Question

At a point A, 20 meters above the level of water in a lake, then the angle of elevation of a cloud is $ {{30}^{o}} $ . The angle of depression of the reflection of the cloud in the lake at A is $ {{60}^{o}} $ . Find the distance of the cloud from sea level and also from A.
(a) Distance from $ A=20\sqrt{3}m $ , distance from sea level = 40m.
(b) Distance from A = 40m, distance from sea level = 40m.
(c) Distance from A=20m, distance from sea level = 40m.
(d) Distance from \[A=40\sqrt{3}m\], distance from sea level = 40m.

Answer 1

Hint: we use the given information and draw figure to get a better view of the figure. Once we draw a figure, we use trigonometric functions to get the relation between distance from A and distance from sea-level. Using these relations we solve for the required results.

Complete step-by-step answer:
Given that we have a point A, which is 20 meters above the level of water in the lake. There is a cloud in the sky and the angle of elevation of the cloud $ {{30}^{o}} $ with respect to point A.
We can see a reflection of the cloud in the lake which has an angle of depression $ {{60}^{o}} $ with respect to point A.
We need to find the horizontal distance between point A and cloud and also the vertical distance of cloud from sea level.
Let us assume the distance between point A and cloud be ‘x’ m and the vertical distance of cloud from point ‘A’ be ‘h’ m.
Let us draw all these so that we can have a detailed view of the information.

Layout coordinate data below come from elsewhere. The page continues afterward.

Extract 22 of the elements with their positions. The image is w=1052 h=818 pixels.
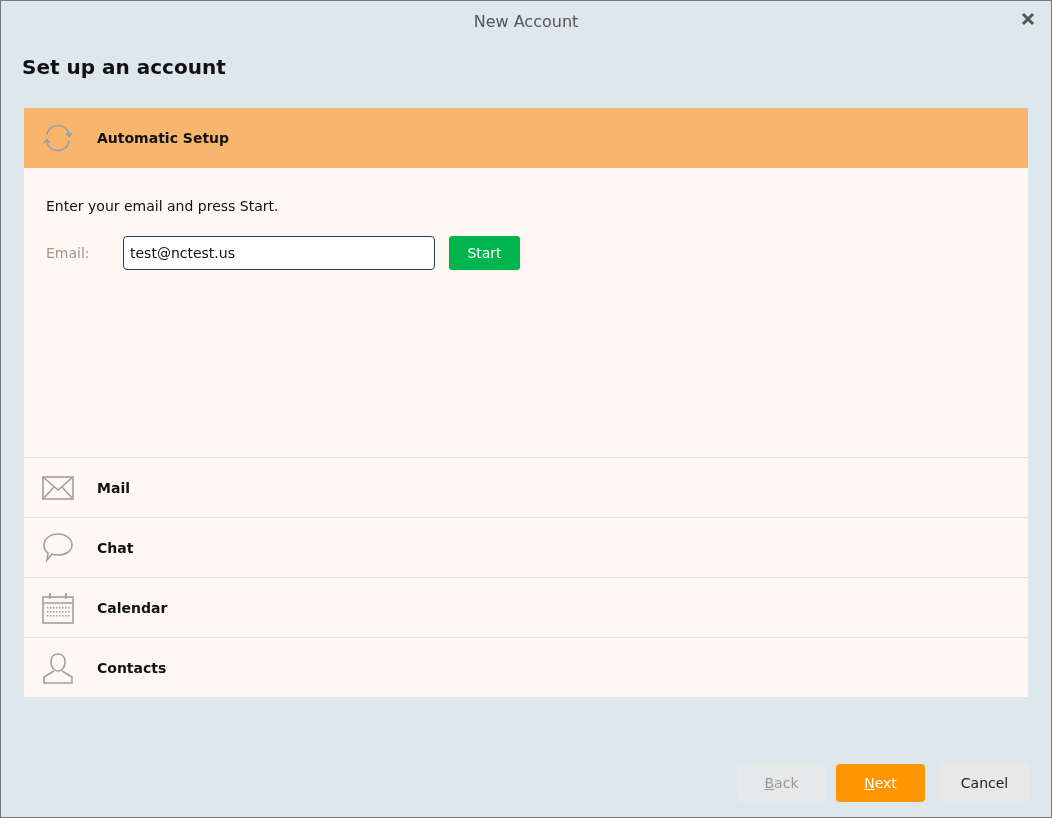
page-heading: Set up an account <box>21 54 227 81</box>
section-label: Calendar <box>97 599 168 616</box>
section-header[interactable]: Automatic Setup <box>24 108 1028 168</box>
cancel-button[interactable]: Cancel <box>940 764 1029 802</box>
refresh-icon <box>42 123 74 153</box>
person-icon <box>42 651 74 684</box>
window-title: New Account <box>473 11 579 31</box>
section-label: Contacts <box>97 659 167 676</box>
section-label: Mail <box>97 479 130 496</box>
section-label: Chat <box>97 539 134 556</box>
section-header[interactable]: Contacts <box>24 637 1028 697</box>
close-icon[interactable] <box>1021 12 1035 26</box>
section-header[interactable]: Mail <box>24 457 1028 517</box>
section-header[interactable]: Chat <box>24 517 1028 577</box>
speech-bubble-icon <box>42 531 74 564</box>
section-label: Automatic Setup <box>97 130 230 146</box>
instruction-text: Enter your email and press Start. <box>46 198 280 214</box>
calendar-icon <box>42 591 74 624</box>
section-header[interactable]: Calendar <box>24 577 1028 637</box>
envelope-icon <box>42 475 74 500</box>
email-field[interactable]: test@nctest.us <box>123 236 435 270</box>
email-label: Email: <box>46 245 91 261</box>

Since, the cloud is ‘h+20’m above the water level of the lake the reflection of cloud lies ‘(h+20)’m below the surface DC.
We know that in a right-angled triangle with an angle $ \theta $ (other than the right angle). $ \tan \theta =\dfrac{\text{opposite side length}}{\text{adjacent side length}} $
From $ \Delta ABE $ of the figure, we get
 $ \tan \alpha =\dfrac{h}{x} $
 $ \tan {{30}^{o}}=\dfrac{h}{x} $
 $ \dfrac{1}{\sqrt{3}}=\dfrac{h}{x} $
 $ x=h\sqrt{3}.......(1) $
From $ \Delta ABG $ of the figure, we get
 $ \tan \beta =\dfrac{\left( h+20 \right)+20}{x} $
 $ \tan {{60}^{o}}=\dfrac{h+40}{x} $
 $ \sqrt{3}=\dfrac{h+40}{x} $
 $ x\sqrt{3}=h+40 $
From equation (1), we have $ x=h\sqrt{3} $ . Substituting it we get,
 $ \left( h\sqrt{3} \right)\sqrt{3}=h+40 $
 $ 3h=h+40 $
\[3h-h=40\]
 $ 2h=40 $
 $ h=\dfrac{40}{2} $
 $ h=20m $
The cloud is (h+20) m above the water level of lake. So, cloud is at a distance of (20+20) = 40m from sea level
From equation (1),
 $ x=20\sqrt{3} $
∴ The cloud is at a distance of $ 20\sqrt{3}m $ from the point A.
So, the correct answer is “Option A”.

Note: We take horizontal and vertical distance unless it is stated otherwise. Whenever we get a problem involving angle of elevation and depression, draw a figure representing the information and try to solve the problem. Use all the information provided for us in the problem. On the problem side DC is considered as a surface and the portion below it is considered as a lake.